Both methods run in the same coroutine.

Can someone explain what happens under the hood?
How are threads working in this coroutine?
Why does 1st call use non-UI thread but 2nd uses UI thread?

Thanks! ;]

CodePudding user response:

You're trying to run a long-running synchronize task in side main thread as it does not mention suspend keyword to make it async.

You can use both methods in the IO thread instead main;

viewmodelscope.launch(dispatchers.io)

enter image description here

CodePudding user response:

Room generates the code for the implementation of your DAO, so the behaviors are based on their design decisions.

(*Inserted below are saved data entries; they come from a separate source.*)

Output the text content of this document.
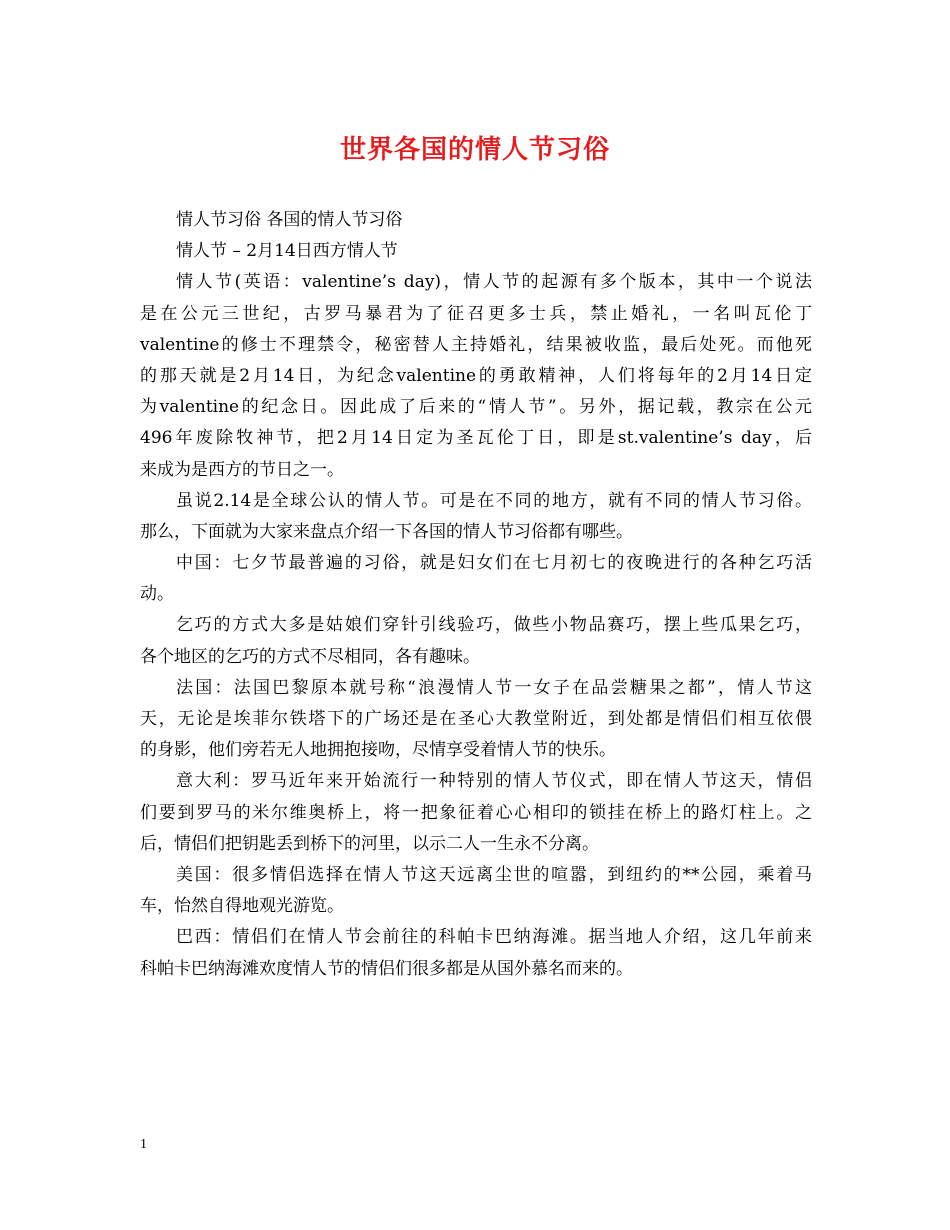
世界各国的情人节习俗
情人节习俗 各国的情人节习俗
情人节 – 2月14日西方情人节
情人节(英语：valentine’s day)，情人节的起源有多个版本，其中一个说法
是在公元三世纪，古罗马暴君为了征召更多士兵，禁止婚礼，一名叫瓦伦丁
valentine的修士不理禁令，秘密替人主持婚礼，结果被收监，最后处死。而他死
的那天就是2月14日，为纪念valentine的勇敢精神，人们将每年的2月14日定
为valentine的纪念日。因此成了后来的“情人节”。另外，据记载，教宗在公元
496年废除牧神节，把2月14日定为圣瓦伦丁日，即是st.valentine’s day，后
来成为是西方的节日之一。
虽说2.14是全球公认的情人节。可是在不同的地方，就有不同的情人节习俗。
那么，下面就为大家来盘点介绍一下各国的情人节习俗都有哪些。
中国：七夕节最普遍的习俗，就是妇女们在七月初七的夜晚进行的各种乞巧活
动。
乞巧的方式大多是姑娘们穿针引线验巧，做些小物品赛巧，摆上些瓜果乞巧，
各个地区的乞巧的方式不尽相同，各有趣味。
法国：法国巴黎原本就号称“浪漫情人节一女子在品尝糖果之都”，情人节这
天，无论是埃菲尔铁塔下的广场还是在圣心大教堂附近，到处都是情侣们相互依偎
的身影，他们旁若无人地拥抱接吻，尽情享受着情人节的快乐。
意大利：罗马近年来开始流行一种特别的情人节仪式，即在情人节这天，情侣
们要到罗马的米尔维奥桥上，将一把象征着心心相印的锁挂在桥上的路灯柱上。之
后，情侣们把钥匙丢到桥下的河里，以示二人一生永不分离。
美国：很多情侣选择在情人节这天远离尘世的喧嚣，到纽约的**公园，乘着马
车，怡然自得地观光游览。
巴西：情侣们在情人节会前往的科帕卡巴纳海滩。据当地人介绍，这几年前来
科帕卡巴纳海滩欢度情人节的情侣们很多都是从国外慕名而来的。
1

The non-suspend function runs on whatever thread you call it from, which is the only possible way a non-suspend function can run. Since Google doesn’t want people making janky apps that do IO on the main thread, they decided to make the generated implementation under the hood check the thread and throw an exception if it’s the main thread.

The suspend function implementation that Room generates suspends while the IO is done on a background thread. This follows the Kotlin coroutines convention that a suspend function should never block the thread it is called from.

Any suspend function can internally suspend the calling code until they finish and resume. Other than by calling other suspend functions, this is most commonly done using withContext, coroutineScope, suspendCoroutine, or suspendCancellableCoroutine. Those last two are low level and allow the coroutine to be suspended and then resumed at will from any other thread.

I have not checked the generated source, but I think it’s likely Room generates the suspend function implementation by using suspendCancellableCoroutine and runs the IO work using an internal thread pool before resuming the coroutine.

An alternative way they could have done it is by using withContext(Dispatchers.IO) and then done the blocking IO work within it. This is possibly the most common and easiest way to do blocking work in a coroutine. It uses the IO Dispatcher (a thread pool provided by Kotlin coroutines).

As for why your coroutine runs on the main thread, it’s because viewModelScope’s attached dispatcher uses the main thread. You can override it by passing a specific dispatcher to your launch call, but this is not often done if you’re following conventions. Android is full of functions that must be called from the main thread, so it usually looks cleanest to keep coroutines on the main dispatcher and only do the background work using suspend functions and withContext blocks. Exception would be a coroutine that runs blocking code and doesn’t need to do anything on the main thread.